While no parent has ever sat dreaming of the days where their once precious child will become a disrespectful and rebellious teenager, this is a reality that many parents end up having to live through. Depending on the personality and lifestyle of your teen, their particular form of rebellion could vary drastically from other teens their age. However, this doesn’t necessarily make it any easier for you to know how to react or respond when you get in a tough situation. So to help with this, here are three tips for dealing with a rebellious teen.
Be A Model Of Respectful Behavior:
As was life when your child was little, everything your children see or hear you do is going to be an example set for them. With this in mind, Cheryl Butler, a contributor to Quick and Dirty Tips, shares that you should try your best to be a model of respectful behavior for your child. This means not only should you show your teen how they should speak to adults, but you should also give your teen a certain amount of respect. If you’re able to respect your teen, which is something they likely want desperately, then the chances of them giving you more respect in return are increased. While this can be tough time, it could be very worth it for the sake of your relationship.
Discuss The Reasoning Behind Boundaries Or Limits You’ve Set:
Part of your job as a parent is setting appropriate rules and boundaries that will keep your kids safe. However, at a certain age, your teen might view these as nonsense and begin refusing to follow your rules. Sometimes, that can all be chalked up to miscommunication as to why there are rules in place. In situations such as these, Everyday Health recommends that you discuss the rules you’re putting in place and why you think them necessary. If you express to your teen that these boundaries are meant to keep them safe and avoid danger, you might have an easier time getting your teen to follow them.

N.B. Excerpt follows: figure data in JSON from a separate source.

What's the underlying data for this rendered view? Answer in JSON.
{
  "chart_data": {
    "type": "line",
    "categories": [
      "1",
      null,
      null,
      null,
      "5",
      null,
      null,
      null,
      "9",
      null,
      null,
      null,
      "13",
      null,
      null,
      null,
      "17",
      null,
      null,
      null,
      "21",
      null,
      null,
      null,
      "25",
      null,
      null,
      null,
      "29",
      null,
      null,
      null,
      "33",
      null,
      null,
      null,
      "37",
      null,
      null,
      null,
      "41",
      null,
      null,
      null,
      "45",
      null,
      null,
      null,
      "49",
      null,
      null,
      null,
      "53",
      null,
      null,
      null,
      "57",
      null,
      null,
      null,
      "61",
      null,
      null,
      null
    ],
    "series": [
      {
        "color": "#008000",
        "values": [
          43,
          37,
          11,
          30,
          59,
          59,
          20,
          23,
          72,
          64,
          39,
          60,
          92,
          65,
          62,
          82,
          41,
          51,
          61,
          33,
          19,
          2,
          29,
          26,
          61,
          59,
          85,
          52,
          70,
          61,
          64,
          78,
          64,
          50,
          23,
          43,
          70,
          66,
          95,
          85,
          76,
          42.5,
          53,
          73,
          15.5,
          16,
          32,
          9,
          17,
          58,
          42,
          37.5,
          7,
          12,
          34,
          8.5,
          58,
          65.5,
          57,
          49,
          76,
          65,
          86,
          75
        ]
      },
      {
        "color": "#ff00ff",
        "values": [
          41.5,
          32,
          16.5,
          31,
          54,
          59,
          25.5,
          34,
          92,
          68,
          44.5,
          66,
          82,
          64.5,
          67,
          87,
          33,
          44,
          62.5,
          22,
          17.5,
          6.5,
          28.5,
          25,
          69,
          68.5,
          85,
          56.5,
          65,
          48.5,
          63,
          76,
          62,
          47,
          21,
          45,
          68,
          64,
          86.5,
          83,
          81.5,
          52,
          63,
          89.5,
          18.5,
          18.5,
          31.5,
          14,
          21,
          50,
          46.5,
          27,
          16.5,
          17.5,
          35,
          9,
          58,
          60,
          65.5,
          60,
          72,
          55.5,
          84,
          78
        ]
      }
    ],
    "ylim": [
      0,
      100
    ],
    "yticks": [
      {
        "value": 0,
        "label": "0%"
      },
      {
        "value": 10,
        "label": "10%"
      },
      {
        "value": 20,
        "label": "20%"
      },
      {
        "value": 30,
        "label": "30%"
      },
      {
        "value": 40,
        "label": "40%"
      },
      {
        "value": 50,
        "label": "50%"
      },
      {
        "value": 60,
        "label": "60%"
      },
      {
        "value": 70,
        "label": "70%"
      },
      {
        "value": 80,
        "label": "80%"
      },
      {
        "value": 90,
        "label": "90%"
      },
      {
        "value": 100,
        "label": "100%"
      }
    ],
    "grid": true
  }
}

Understand That There’s Usually A Reason For Extreme Behavior:
At this time in your teen’s life, there are all types of hormones and emotional issues rising to the surface, which could play a part in their rebellious nature. However, if you’re noticing extreme behavior, be it getting into fights or participating in very risky behavior, How Stuff Works shares that there’s usually a reason these things are taking place. If you notice extreme behavior like this, try to uncover what the reason for the behavior is and then seek to remedy that root problem rather than just punishing your teen for the behavior itself.
If you’re living with a rebellious teen, consider using the tips mentioned above to help you learn some strategies for dealing with these trying times.